You don’t need a burning bush to know what happened next. The Memphis State Tigers and just about everyone else abandoned the Pyramid for the new arena. Not long after, the city created a reuse committee to grapple with one question: What do you do with a 321-foot-high empty pyramid?

“We put a package together and sent it to everyone from Six Flags to Disney to people in between to see if there was interest in re-utilizing the facility,” recalls Mr. Kane, who was on the committee.

After considering various uses, from an aquarium to a church, the committee finally endorsed a proposal that the Pyramid become — a giant Bass Pro Shop, retail Mecca for all who hunt and fish. A news release in February 2006 announced the company’s plans for a restaurant, a hotel, and perhaps the use of the scoreboard to show outdoor videos.

So it was written...

Nearly three years later, city and county officials still have not agreed on the redevelopment deal — stymied, perhaps, by the image of a open-mouthed bass appearing over the entrance to the Pyramid.
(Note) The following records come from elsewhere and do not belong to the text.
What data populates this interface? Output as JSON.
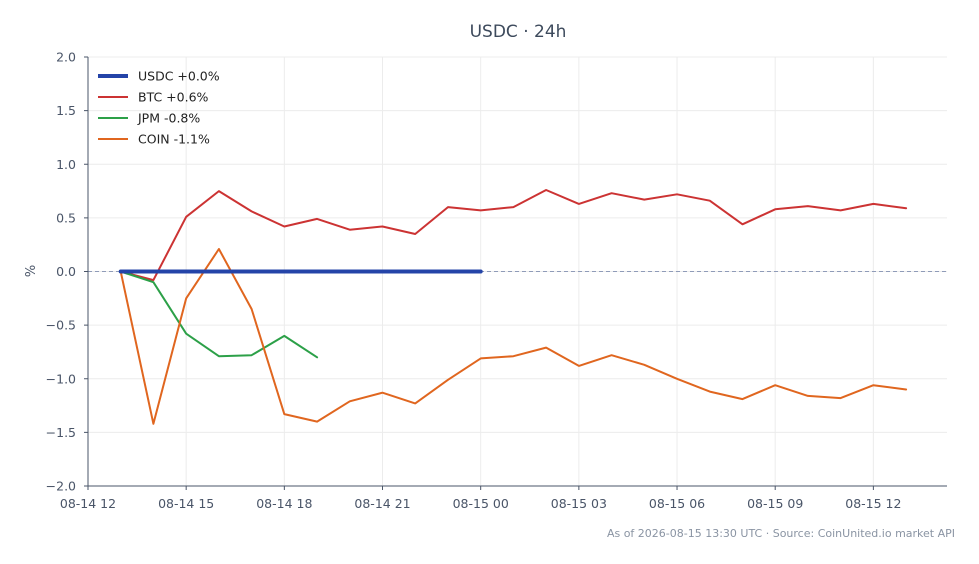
{
  "chart_data": {
    "type": "line",
    "title": "USDC · 24h",
    "ylabel": "%",
    "xlabel": "",
    "ylim": [
      -2.0,
      2.0
    ],
    "y_ticks": [
      2.0,
      1.5,
      1.0,
      0.5,
      0.0,
      -0.5,
      -1.0,
      -1.5,
      -2.0
    ],
    "y_tick_labels": [
      "2.0",
      "1.5",
      "1.0",
      "0.5",
      "0.0",
      "−0.5",
      "−1.0",
      "−1.5",
      "−2.0"
    ],
    "x_ticks": [
      "08-14 12",
      "08-14 15",
      "08-14 18",
      "08-14 21",
      "08-15 00",
      "08-15 03",
      "08-15 06",
      "08-15 09",
      "08-15 12"
    ],
    "x_start": "2026-08-14 12:00",
    "x_end": "2026-08-15 14:15",
    "grid": true,
    "zero_line": true,
    "legend_position": "top-left",
    "series": [
      {
        "name": "USDC +0.0%",
        "color": "#2444a8",
        "bold": true,
        "x": [
          "2026-08-14 13:00",
          "2026-08-15 00:00"
        ],
        "values": [
          0.0,
          0.0
        ]
      },
      {
        "name": "BTC +0.6%",
        "color": "#cc3333",
        "x": [
          "2026-08-14 13:00",
          "2026-08-14 14:00",
          "2026-08-14 15:00",
          "2026-08-14 16:00",
          "2026-08-14 17:00",
          "2026-08-14 18:00",
          "2026-08-14 19:00",
          "2026-08-14 20:00",
          "2026-08-14 21:00",
          "2026-08-14 22:00",
          "2026-08-14 23:00",
          "2026-08-15 00:00",
          "2026-08-15 01:00",
          "2026-08-15 02:00",
          "2026-08-15 03:00",
          "2026-08-15 04:00",
          "2026-08-15 05:00",
          "2026-08-15 06:00",
          "2026-08-15 07:00",
          "2026-08-15 08:00",
          "2026-08-15 09:00",
          "2026-08-15 10:00",
          "2026-08-15 11:00",
          "2026-08-15 12:00",
          "2026-08-15 13:00"
        ],
        "values": [
          0.0,
          -0.08,
          0.51,
          0.75,
          0.56,
          0.42,
          0.49,
          0.39,
          0.42,
          0.35,
          0.6,
          0.57,
          0.6,
          0.76,
          0.63,
          0.73,
          0.67,
          0.72,
          0.66,
          0.44,
          0.58,
          0.61,
          0.57,
          0.63,
          0.59
        ]
      },
      {
        "name": "JPM -0.8%",
        "color": "#2ca048",
        "x": [
          "2026-08-14 13:00",
          "2026-08-14 14:00",
          "2026-08-14 15:00",
          "2026-08-14 16:00",
          "2026-08-14 17:00",
          "2026-08-14 18:00",
          "2026-08-14 19:00"
        ],
        "values": [
          0.0,
          -0.1,
          -0.58,
          -0.79,
          -0.78,
          -0.6,
          -0.8
        ]
      },
      {
        "name": "COIN -1.1%",
        "color": "#e0661f",
        "x": [
          "2026-08-14 13:00",
          "2026-08-14 14:00",
          "2026-08-14 15:00",
          "2026-08-14 16:00",
          "2026-08-14 17:00",
          "2026-08-14 18:00",
          "2026-08-14 19:00",
          "2026-08-14 20:00",
          "2026-08-14 21:00",
          "2026-08-14 22:00",
          "2026-08-14 23:00",
          "2026-08-15 00:00",
          "2026-08-15 01:00",
          "2026-08-15 02:00",
          "2026-08-15 03:00",
          "2026-08-15 04:00",
          "2026-08-15 05:00",
          "2026-08-15 06:00",
          "2026-08-15 07:00",
          "2026-08-15 08:00",
          "2026-08-15 09:00",
          "2026-08-15 10:00",
          "2026-08-15 11:00",
          "2026-08-15 12:00",
          "2026-08-15 13:00"
        ],
        "values": [
          0.0,
          -1.42,
          -0.25,
          0.21,
          -0.35,
          -1.33,
          -1.4,
          -1.21,
          -1.13,
          -1.23,
          -1.01,
          -0.81,
          -0.79,
          -0.71,
          -0.88,
          -0.78,
          -0.87,
          -1.0,
          -1.12,
          -1.19,
          -1.06,
          -1.16,
          -1.18,
          -1.06,
          -1.1
        ]
      }
    ],
    "footer": "As of 2026-08-15 13:30 UTC · Source: CoinUnited.io market API"
  }
}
Last week the county commission rejected the Bass Pro Shop plan, but the debate continues, with one city councilman calling the proposal “the only date to the dance.”
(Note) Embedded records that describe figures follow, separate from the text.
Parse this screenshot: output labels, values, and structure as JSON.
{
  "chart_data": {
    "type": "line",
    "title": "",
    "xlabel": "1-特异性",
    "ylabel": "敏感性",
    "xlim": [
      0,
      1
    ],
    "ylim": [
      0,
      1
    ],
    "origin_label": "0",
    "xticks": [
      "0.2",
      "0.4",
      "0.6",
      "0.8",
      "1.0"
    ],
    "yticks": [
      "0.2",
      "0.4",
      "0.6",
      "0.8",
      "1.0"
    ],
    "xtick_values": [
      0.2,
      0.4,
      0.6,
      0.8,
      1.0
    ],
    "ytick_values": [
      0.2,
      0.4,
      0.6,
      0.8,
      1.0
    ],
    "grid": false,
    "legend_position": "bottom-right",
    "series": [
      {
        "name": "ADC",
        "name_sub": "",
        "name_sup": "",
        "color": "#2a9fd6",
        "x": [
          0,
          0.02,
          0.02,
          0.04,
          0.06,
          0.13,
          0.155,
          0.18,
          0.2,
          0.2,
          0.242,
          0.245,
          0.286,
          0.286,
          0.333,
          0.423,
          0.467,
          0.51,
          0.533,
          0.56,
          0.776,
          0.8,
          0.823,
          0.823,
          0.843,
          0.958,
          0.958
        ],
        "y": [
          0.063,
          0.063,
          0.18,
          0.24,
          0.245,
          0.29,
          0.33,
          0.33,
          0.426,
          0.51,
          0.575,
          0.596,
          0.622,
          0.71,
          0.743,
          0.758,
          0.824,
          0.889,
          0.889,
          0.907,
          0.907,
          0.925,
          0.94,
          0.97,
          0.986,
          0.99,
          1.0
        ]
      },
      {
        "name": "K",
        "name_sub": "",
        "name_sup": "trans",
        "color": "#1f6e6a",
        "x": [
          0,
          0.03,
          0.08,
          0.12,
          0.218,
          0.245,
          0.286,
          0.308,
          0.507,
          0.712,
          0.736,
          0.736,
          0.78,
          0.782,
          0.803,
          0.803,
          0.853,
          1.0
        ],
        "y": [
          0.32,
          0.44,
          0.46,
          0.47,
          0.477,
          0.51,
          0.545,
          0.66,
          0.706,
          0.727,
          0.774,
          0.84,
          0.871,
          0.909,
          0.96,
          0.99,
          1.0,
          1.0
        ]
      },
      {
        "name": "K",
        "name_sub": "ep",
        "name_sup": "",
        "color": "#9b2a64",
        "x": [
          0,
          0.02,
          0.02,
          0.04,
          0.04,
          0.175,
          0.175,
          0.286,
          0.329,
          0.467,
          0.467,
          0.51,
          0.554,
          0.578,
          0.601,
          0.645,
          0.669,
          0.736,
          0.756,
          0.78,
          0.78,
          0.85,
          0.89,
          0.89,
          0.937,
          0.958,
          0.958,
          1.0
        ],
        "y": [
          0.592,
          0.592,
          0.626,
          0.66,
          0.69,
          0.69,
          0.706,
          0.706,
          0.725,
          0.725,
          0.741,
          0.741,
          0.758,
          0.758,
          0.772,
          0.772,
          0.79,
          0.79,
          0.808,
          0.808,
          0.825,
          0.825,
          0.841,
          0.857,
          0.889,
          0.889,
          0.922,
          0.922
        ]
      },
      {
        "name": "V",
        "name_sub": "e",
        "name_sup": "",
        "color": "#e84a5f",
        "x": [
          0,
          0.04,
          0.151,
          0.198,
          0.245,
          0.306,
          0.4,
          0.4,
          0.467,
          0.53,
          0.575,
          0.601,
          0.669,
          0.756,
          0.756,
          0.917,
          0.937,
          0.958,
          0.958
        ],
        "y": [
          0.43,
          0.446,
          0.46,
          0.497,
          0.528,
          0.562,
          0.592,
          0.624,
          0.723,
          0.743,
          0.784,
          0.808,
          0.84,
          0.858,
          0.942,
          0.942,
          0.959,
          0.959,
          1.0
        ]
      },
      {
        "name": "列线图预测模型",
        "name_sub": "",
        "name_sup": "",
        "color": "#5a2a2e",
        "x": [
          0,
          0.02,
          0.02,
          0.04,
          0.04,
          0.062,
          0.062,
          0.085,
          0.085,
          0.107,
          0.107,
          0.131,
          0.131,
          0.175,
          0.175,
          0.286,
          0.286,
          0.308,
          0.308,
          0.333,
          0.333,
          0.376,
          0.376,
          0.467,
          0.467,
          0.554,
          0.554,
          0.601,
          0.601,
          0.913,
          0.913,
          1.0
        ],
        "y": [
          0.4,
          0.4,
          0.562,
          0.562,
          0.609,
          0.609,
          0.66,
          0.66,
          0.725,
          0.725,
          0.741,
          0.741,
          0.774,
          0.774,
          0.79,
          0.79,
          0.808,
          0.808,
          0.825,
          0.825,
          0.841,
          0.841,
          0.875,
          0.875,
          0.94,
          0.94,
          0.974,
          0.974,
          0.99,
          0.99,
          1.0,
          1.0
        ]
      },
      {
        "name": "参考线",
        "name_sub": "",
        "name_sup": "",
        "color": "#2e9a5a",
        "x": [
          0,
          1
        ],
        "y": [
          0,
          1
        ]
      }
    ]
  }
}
This was only part of the story, the part told by documents that would be dusty were they not virtual. The rest of the story was here “in the field,” as expedition-type people like to say, amid the long shadows of the great but empty Pyramid.

The archeological site was ghostly quiet, if one did not heed the buzz of traffic and the ding-ding of a passing trolley. And while there was no trace of the last concert held here — Bob Seger & The Silver Bullet Band, Feb. 3, 2007 — the denizens of this sacred place spoke from the past through the telltale artifacts left behind.

Markings on a pillar provided directions to no one for Gate 3. Signs called out about coat checks and restrooms from the dark side of a cobweb-covered glass door. Dangling wires and missing metal railings reflected visits by those who traffic in stolen antiquities. The scoundrels!

Just as the team was about to give in to hunger, it made the expedition’s most remarkable discovery: a large statue of an Egyptian pharaoh. It seemed to represent Ramesses the Great, judging by a plaque at its base that said, “Ramesses the Great.”

Seeing the pharaoh, standing sentry before an empty pyramid, summoned to mind a poem by Shelley. How did it go?

‘My name is Ozymandias, King of Kings:

Look on my works, ye mighty, and despair!’

That is all the team could remember. Exhausted from the thrill of its exciting find, the team got into its rental car, drove across the lone and level asphalt stretching far away, and went in search of some barbecue.